In the summer of 1953, nightclub manageress Ruth Ellis meets two men with whose lives her own will be fatally intertwined. As lonely businessman Desmond Cussen loses his heart to her, so Ruth loses hers to troubled racing-car driver David Blakely, with whom she spirals into a violent and obsessive co-dependence. Set amidst the grubby glamour of London in the Fifties, Entanglement charts two years in the lives of the trio as they are driven towards their tragic destiny – and the act that will see Ruth Ellis defined forever as the last woman to be hanged in Britain.

==Composition==
Entangled is written in a single act and has a duration of roughly 40 minutes.

===Instrumentation===
The work is scored for a soprano, tenor, and baritone, and a chamber ensemble comprising flute, clarinet, percussion, violin, cello, and double bass.

==Roles==

| Role | Voice type | World premiere cast, 6 July 2015 (Conductor: George Vass) |
|---|---|---|
| Ruth Ellis | soprano | Kirsty Hopkins |
| David Blakeley | tenor | Greg Tassell |
| Desmond Cussen | baritone | Howard Croft |

==Reception==
Reviewing the world premiere, Rian Evans of The Guardian praised the opera, writing, "Bray and Rosenthal are at pains to go deeper into Ellis's story than her defence team did at the time, emphasising her abusive relationship with the shallow Blakely (tenor Greg Tassell), her anger at being rejected by his friends, and the apparent complicity of a former lover, Desmond Cussen (baritone Howard Quilla Croft), whose gun was her weapon. The tangled question is reopened: was this a crime of passion or a cold-blooded murder?
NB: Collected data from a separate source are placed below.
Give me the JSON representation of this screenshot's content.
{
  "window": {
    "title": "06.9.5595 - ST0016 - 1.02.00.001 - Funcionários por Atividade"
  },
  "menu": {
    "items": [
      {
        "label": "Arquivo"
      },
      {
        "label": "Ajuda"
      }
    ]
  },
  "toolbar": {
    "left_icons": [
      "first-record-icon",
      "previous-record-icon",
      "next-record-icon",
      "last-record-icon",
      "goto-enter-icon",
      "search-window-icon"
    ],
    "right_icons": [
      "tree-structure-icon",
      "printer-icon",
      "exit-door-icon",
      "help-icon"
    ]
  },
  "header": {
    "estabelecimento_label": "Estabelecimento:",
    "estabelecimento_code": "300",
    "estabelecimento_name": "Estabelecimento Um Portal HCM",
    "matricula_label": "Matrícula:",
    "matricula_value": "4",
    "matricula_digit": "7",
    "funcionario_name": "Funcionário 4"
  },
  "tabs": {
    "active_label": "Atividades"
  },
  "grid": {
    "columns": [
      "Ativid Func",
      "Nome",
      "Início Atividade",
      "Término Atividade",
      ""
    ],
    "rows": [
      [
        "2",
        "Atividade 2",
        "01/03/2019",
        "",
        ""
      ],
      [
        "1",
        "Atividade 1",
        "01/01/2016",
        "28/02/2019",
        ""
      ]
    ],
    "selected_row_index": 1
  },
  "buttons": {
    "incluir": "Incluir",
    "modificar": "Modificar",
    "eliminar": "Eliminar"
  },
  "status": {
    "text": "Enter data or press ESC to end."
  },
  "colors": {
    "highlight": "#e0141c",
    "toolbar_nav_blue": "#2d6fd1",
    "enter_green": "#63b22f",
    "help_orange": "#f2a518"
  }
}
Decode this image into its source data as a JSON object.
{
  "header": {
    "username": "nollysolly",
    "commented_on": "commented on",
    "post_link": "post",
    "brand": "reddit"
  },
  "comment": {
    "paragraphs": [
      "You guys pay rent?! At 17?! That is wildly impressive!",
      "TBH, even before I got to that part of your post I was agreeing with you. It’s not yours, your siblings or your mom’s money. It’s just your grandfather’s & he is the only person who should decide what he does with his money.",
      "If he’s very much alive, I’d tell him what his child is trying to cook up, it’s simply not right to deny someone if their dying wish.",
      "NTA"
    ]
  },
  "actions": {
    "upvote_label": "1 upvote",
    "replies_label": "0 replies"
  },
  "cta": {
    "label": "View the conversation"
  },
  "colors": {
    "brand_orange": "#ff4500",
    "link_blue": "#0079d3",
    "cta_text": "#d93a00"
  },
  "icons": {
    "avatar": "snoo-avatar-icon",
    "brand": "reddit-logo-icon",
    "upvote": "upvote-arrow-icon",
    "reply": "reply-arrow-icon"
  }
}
Kirsty Hopkins commanded attention as the peroxide-blonde Ellis, steely and needy, implying an impassive and obsessive nature alongside moments of maternal behaviour." Richard Bratby of The Arts Desk also praised the work, opining:
Dramatically, Amy Rosenthal's lucid, naturalistic libretto gives the composer plenty to work with, and over the course of its five short scenes Entanglement manages to create two genuinely credible characters, and to sketch in one other. As one corner of the love-triangle, the tenor Greg Tassell sang the part of David Blakeley with a dash and a sweetness straight out of Puccini – with music to match Ruth Ellis's deluded vision of her abusive lover. If the drama has a weakness, it's that we didn't, perhaps, see enough of him to feel the roots of that delusion, though in Kirsty Hopkins's concentrated, eerily beautiful performance as Ruth, we certainly felt its consequences. Bray's music for Ruth veers from poignant, expressive arioso ("I'm not the kind of girl he could take home to meet his parents") to chilling calm in the two final scenes, where she coolly dismisses the future of her children and invites her own death by hanging.

He added, "Simply staged by director Richard Williams with minimal lighting and back-projected captions, and eloquently conducted by Vass, Entanglement created characters that live with you after the drama has ended: a sure-fire sign that it needs to be seen again, and soon."

However, Richard Morrison of The Times was more critical of the work, remarking, "With lurid subjects ripped from the tabloid headlines of 60 years ago, this new operatic double bill at the Cheltenham Festival should have been more gripping than it was."